Opinion
Case No. 2:11-CV-430
03-06-2012
OPINION AND ORDER
This matter is before the Court on the Motion for Entry of Default Against Defendants, filed by Plaintiffs, D.O.H., a minor, by Osama Haddad and Hind Haddad, individually, and as his parents and natural guardians, on December 28, 2011 (DE #8). For the reasons set forth below, the motion is DENIED.
BACKGROUND
On November 14, 2011, Plaintiffs filed their complaint against Defendants in the Lake County Superior Court sitting in Crown Point, Indiana, under Cause No. 45D10-111-CT-0207 (hereinafter the "state claim"). Counsel for all defendants appeared in the state claim on November 15, 2011. (DE #8, Ex. A.) Plaintiffs then filed an amended complaint on November 16, 2011. Defendants filed a notice of removal on November 22, 2011. (DE #2.) In the notice, Defendants acknowledged receipt of the first amended complaint and moved for removal based on those allegations. (DE #2, pp. 2-3.)
Plaintiffs initially moved for entry of default against Defendants on December 27, 2011 (DE #7), but then refiled it, and the instant motion for clerk's entry of default was filed on December 28, 2011 (DE #8). Later that same day, on December 28, 2011, Defendants filed an answer to the amended complaint (DE #9) as well as a response in opposition to the instant motion (DE #10). Defendants argue that under Local Rule 7(D) of the Lake County Court Rules, the entry of an appearance automatically gave them a 30 day extension to file an answer, thus their responsive pleading was not due until January 9, 2012. In their reply, Plaintiffs claim Defendants have misread the Lake County Local Rules, and, furthermore, once removed, the federal rules applied to this case. Thus, Plaintiffs still contend that the Clerk should enter default in this case.
DISCUSSION
Rule 55(a) provides that "[w]hen a party against whom a judgment for affirmative relief is sought has failed to plead or otherwise defend, and that failure is shown by affidavit or otherwise, the clerk must enter the party's default." Fed. R. Civ. P. 55(a). Here, presumably, the Clerk did not enter default because Defendants filed an answer to the amended complaint on December 28, 2011, the same date the instant motion was filed. This circuit favors a policy of promoting a trial based on the merits, rather than default judgments. Cracco v. Vitran Express, Inc., 559 F.3d 625, 630-31 (7th Cir. 2009); see also C.K.S. Engineers, Inc. v. White Mountain Gypsum Co., 726 F.2d 1202, 1205 (7th Cir. 1984) (a "default judgment, like a dismissal, is a harsh sanction which should usually be employed only in extreme situations.").

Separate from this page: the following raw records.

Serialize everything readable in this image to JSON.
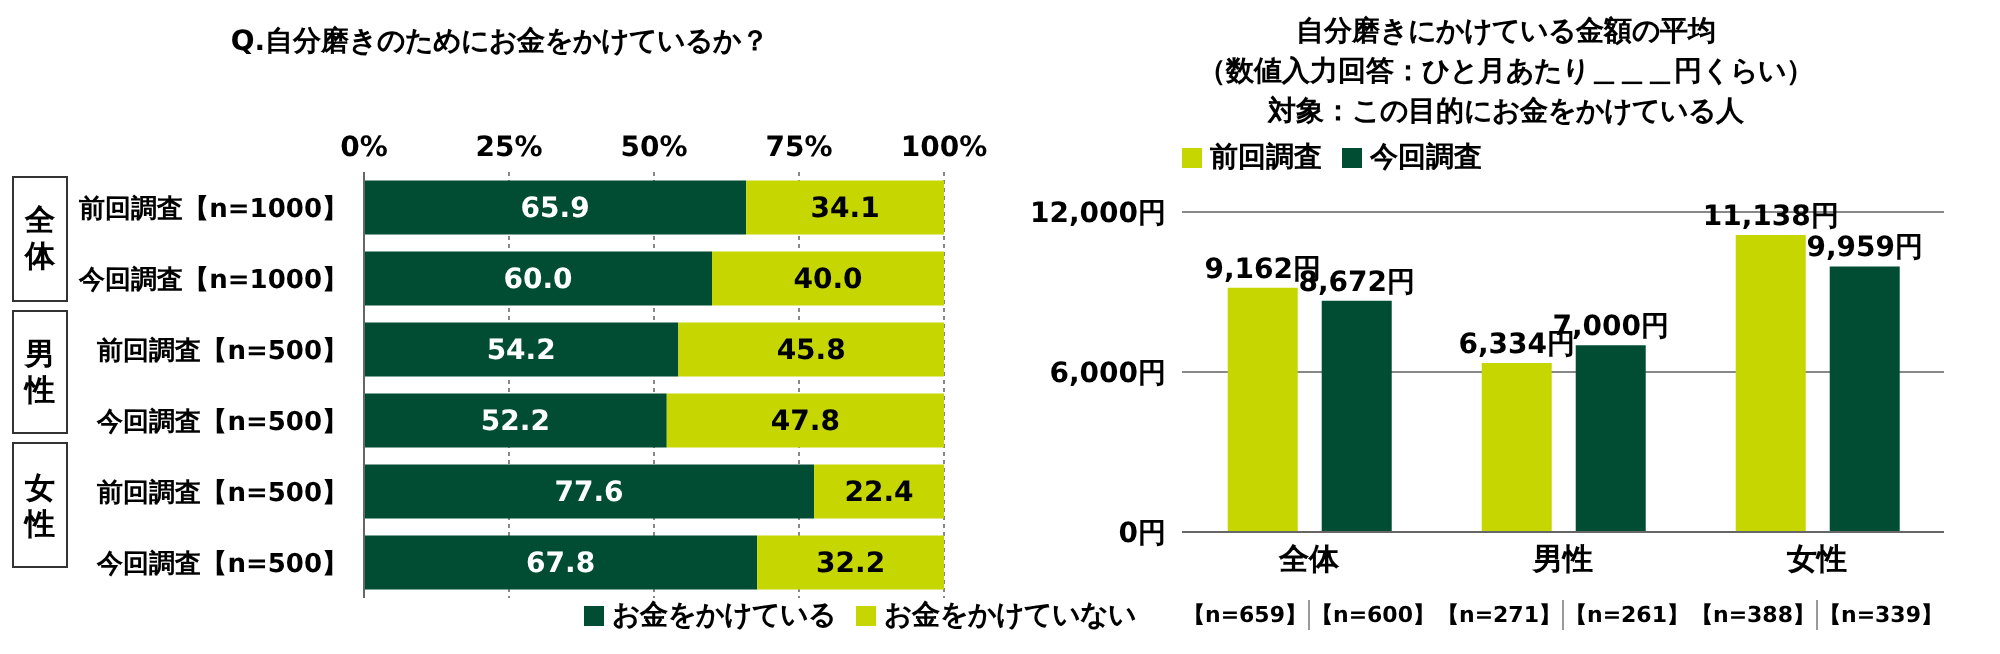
{
  "chart_data": [
    {
      "type": "bar",
      "orientation": "horizontal",
      "stacked": true,
      "title": "Q.自分磨きのためにお金をかけているか？",
      "categories": [
        "前回調査【n=1000】",
        "今回調査【n=1000】",
        "前回調査【n=500】",
        "今回調査【n=500】",
        "前回調査【n=500】",
        "今回調査【n=500】"
      ],
      "series": [
        {
          "name": "お金をかけている",
          "color": "#004d33",
          "values": [
            65.9,
            60.0,
            54.2,
            52.2,
            77.6,
            67.8
          ],
          "value_labels": [
            "65.9",
            "60.0",
            "54.2",
            "52.2",
            "77.6",
            "67.8"
          ]
        },
        {
          "name": "お金をかけていない",
          "color": "#c5d600",
          "values": [
            34.1,
            40.0,
            45.8,
            47.8,
            22.4,
            32.2
          ],
          "value_labels": [
            "34.1",
            "40.0",
            "45.8",
            "47.8",
            "22.4",
            "32.2"
          ]
        }
      ],
      "xlim": [
        0,
        100
      ],
      "xticks": [
        {
          "value": 0,
          "label": "0%"
        },
        {
          "value": 25,
          "label": "25%"
        },
        {
          "value": 50,
          "label": "50%"
        },
        {
          "value": 75,
          "label": "75%"
        },
        {
          "value": 100,
          "label": "100%"
        }
      ],
      "grid": "x",
      "legend": "bottom",
      "annotations": [
        "全体",
        "男性",
        "女性"
      ]
    },
    {
      "type": "bar",
      "title": "自分磨きにかけている金額の平均",
      "subtitle": "（数値入力回答：ひと月あたり＿＿＿円くらい）",
      "categories": [
        "全体",
        "男性",
        "女性"
      ],
      "series": [
        {
          "name": "前回調査",
          "color": "#c5d600",
          "values": [
            9162,
            6334,
            11138
          ],
          "value_labels": [
            "9,162円",
            "6,334円",
            "11,138円"
          ]
        },
        {
          "name": "今回調査",
          "color": "#004d33",
          "values": [
            8672,
            7000,
            9959
          ],
          "value_labels": [
            "8,672円",
            "7,000円",
            "9,959円"
          ]
        }
      ],
      "ylim": [
        0,
        12000
      ],
      "yticks": [
        {
          "value": 0,
          "label": "0円"
        },
        {
          "value": 6000,
          "label": "6,000円"
        },
        {
          "value": 12000,
          "label": "12,000円"
        }
      ],
      "grid": "y",
      "legend": "top left",
      "annotations": [
        "対象：この目的にお金をかけている人",
        "【n=659】",
        "【n=600】",
        "【n=271】",
        "【n=261】",
        "【n=388】",
        "【n=339】"
      ]
    }
  ]
}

Under both Rule 55 and Rule 60, to set aside the entry of default or a default judgment, the moving party must demonstrate good cause for the default, quick action to correct it, and a meritorious defense. See Passarella v. Hilton Int'l Co. , 810 F.2d 674, 676 (7th Cir. 1987); Bluegrass Marine Inc. v. Galena Road Gravel, Inc., 211 F.R.D. 356, 357 (S.D. Ill. 2002). The test for setting aside a default should be applied less stringently where no default judgment has been entered. Jones v. Phipps, 39 F.3d 158, 162 (7th Cir. 1994). This "lenient" standard favors trials on the merits. Cracco, 559 F.3d at 631. In this case, an entry of default was never even made by the Clerk.
Regardless of whether Defendants improperly read the Lake County local rules governing when an answer was due, or even if those rules are applicable in federal court, at most, Defendants filed their answer 21 days late, and at best, they were not late at all. Defendants immediately filed their answer after this motion was filed. This Court, like the Seventh Circuit, follows the strong policy of favoring a trial on the merits. Therefore, the motion for clerk's entry of default is DENIED.
CONCLUSION
For the aforementioned reasons, the Motion for Entry of Default Against Defendants is DENIED.